Últimas

Contrabando no Maranhão devera ser investigado pela Justiça Federal


A Justiça Estadual não tem as atribuições cabíveis para julgar o caso, uma vez que as mercadorias apreendidas foram trazidas do exterior



Foto/ O Imparcial

O caso da organização criminosa de contrabando que culminou na prisão preventiva de policiais civis e militares será julgado pela Justiça Federal. A declaração foi dada pelo juiz Ronaldo Maciel Nogueira, da 1ª Vara Criminal de São Luís.

De acordo com o magistrado, a Justiça Estadual não tem as atribuições cabíveis para julgar o caso, uma vez que as mercadorias apreendidas foram trazidas do exterior – o que o torna competência da Justiça Federal. 

Justiça Estadual

O juiz Ronaldo Maciel discorreu, na declaração, sobre o período em que o caso ficou sob posse da Justiça Estadual.
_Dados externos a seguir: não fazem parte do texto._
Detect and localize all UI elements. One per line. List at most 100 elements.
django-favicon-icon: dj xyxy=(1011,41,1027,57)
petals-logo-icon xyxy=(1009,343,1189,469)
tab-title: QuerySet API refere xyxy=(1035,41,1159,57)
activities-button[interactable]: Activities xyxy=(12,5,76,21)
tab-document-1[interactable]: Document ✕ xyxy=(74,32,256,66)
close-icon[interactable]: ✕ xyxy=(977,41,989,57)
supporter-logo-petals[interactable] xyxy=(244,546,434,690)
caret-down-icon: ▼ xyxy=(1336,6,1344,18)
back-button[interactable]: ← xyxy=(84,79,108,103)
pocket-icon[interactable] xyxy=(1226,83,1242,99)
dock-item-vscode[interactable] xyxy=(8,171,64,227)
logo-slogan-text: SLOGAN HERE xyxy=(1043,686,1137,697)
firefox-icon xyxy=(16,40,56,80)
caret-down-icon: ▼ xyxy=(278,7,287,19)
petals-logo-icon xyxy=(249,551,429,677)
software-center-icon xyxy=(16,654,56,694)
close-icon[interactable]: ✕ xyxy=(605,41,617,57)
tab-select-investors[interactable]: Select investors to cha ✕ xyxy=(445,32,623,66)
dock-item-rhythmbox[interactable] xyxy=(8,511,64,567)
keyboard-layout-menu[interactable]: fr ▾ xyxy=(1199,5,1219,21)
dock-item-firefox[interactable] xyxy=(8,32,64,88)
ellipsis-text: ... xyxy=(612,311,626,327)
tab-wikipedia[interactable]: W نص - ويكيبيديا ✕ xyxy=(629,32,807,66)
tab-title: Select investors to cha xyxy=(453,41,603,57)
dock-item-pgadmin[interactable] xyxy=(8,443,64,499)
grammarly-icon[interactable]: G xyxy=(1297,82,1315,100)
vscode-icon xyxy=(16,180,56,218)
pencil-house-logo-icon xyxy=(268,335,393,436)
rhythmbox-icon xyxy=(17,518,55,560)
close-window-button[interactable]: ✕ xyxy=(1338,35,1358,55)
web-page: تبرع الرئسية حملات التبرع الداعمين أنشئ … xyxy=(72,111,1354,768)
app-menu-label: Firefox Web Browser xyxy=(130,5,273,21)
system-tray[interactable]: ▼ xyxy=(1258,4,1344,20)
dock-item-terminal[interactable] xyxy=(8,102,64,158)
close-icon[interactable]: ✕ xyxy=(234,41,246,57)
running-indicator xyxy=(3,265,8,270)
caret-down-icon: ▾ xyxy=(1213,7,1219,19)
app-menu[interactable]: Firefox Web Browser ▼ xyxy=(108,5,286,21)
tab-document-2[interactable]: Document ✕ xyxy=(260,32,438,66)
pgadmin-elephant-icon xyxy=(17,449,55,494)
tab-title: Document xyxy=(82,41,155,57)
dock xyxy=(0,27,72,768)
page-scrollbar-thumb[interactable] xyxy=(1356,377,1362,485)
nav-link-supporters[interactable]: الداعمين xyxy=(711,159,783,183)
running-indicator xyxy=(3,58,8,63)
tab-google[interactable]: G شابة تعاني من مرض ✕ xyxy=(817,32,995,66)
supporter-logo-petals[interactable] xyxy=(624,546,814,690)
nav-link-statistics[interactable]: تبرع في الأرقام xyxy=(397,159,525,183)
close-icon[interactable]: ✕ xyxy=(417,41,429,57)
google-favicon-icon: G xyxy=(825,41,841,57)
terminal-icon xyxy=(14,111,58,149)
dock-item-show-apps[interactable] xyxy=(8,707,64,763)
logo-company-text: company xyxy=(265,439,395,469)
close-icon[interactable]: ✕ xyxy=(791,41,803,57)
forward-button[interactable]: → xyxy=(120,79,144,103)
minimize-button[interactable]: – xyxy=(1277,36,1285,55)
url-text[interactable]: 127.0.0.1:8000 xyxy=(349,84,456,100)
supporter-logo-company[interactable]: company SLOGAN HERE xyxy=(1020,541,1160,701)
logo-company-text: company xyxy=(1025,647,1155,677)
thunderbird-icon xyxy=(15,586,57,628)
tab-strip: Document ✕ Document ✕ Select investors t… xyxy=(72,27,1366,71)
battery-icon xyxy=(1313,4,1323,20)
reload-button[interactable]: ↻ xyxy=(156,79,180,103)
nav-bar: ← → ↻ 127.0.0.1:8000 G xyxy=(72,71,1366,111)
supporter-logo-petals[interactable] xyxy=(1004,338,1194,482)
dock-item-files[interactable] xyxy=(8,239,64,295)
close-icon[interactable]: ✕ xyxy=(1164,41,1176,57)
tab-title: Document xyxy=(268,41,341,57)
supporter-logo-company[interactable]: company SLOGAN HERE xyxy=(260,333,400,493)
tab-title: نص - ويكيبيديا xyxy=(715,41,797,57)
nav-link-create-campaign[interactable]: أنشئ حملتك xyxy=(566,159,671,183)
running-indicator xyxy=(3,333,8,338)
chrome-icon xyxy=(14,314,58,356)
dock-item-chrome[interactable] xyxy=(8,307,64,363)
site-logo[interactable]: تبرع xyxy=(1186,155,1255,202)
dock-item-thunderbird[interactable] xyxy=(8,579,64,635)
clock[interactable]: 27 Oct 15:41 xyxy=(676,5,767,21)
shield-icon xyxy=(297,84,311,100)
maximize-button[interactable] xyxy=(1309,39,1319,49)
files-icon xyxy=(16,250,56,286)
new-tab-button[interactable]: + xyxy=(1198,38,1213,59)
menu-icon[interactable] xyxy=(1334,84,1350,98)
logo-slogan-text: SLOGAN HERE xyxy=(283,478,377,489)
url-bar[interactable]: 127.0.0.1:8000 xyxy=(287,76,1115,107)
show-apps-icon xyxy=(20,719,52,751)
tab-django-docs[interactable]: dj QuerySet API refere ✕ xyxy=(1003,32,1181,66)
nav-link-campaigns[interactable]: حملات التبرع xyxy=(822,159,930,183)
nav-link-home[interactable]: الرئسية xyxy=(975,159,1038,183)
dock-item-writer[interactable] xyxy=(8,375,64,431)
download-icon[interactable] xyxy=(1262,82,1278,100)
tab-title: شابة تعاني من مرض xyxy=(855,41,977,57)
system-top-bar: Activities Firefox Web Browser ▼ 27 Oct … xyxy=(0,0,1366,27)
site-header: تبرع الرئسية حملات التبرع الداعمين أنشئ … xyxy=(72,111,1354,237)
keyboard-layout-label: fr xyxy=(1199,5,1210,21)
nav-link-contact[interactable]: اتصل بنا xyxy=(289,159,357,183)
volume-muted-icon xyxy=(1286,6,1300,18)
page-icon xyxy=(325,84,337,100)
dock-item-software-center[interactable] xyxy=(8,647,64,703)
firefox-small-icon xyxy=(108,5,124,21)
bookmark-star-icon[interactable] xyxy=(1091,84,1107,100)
De acordo com o magistrado, a carga apreendida, bem como a bandeira do Suriname no navio onde o material era transportado, sugeria a hipótese de que se tratava de contrabando internacional.

 No entanto, “os elementos colhidos até então eram, repito, frágeis, quanto a origem, rota, e, principalmente, se eram legítimos ou falsificados, carecendo, destarte, de um laudo pericial para dirimir a dúvida, e, assim, este magistrado poder proferir um despacho seguro e abalizado”.

Sobre o questionamento de que a Polícia Judiciária do Estado deveria apenas lavrar o flagrante e encaminhá-lo à Justiça Federal ao tomar conhecimento do caso de contrabando, o juiz disse que ao existir dúvida do teor do caso, “a Polícia Judiciária que estiver descoberto o crime e lavrado o flagrante, continuará com o procedimento, requerendo todas as medidas necessárias, inclusive cautelares pessoais e reais, até que venha a ter a certeza de que o crime que apura não é de sua atribuição”.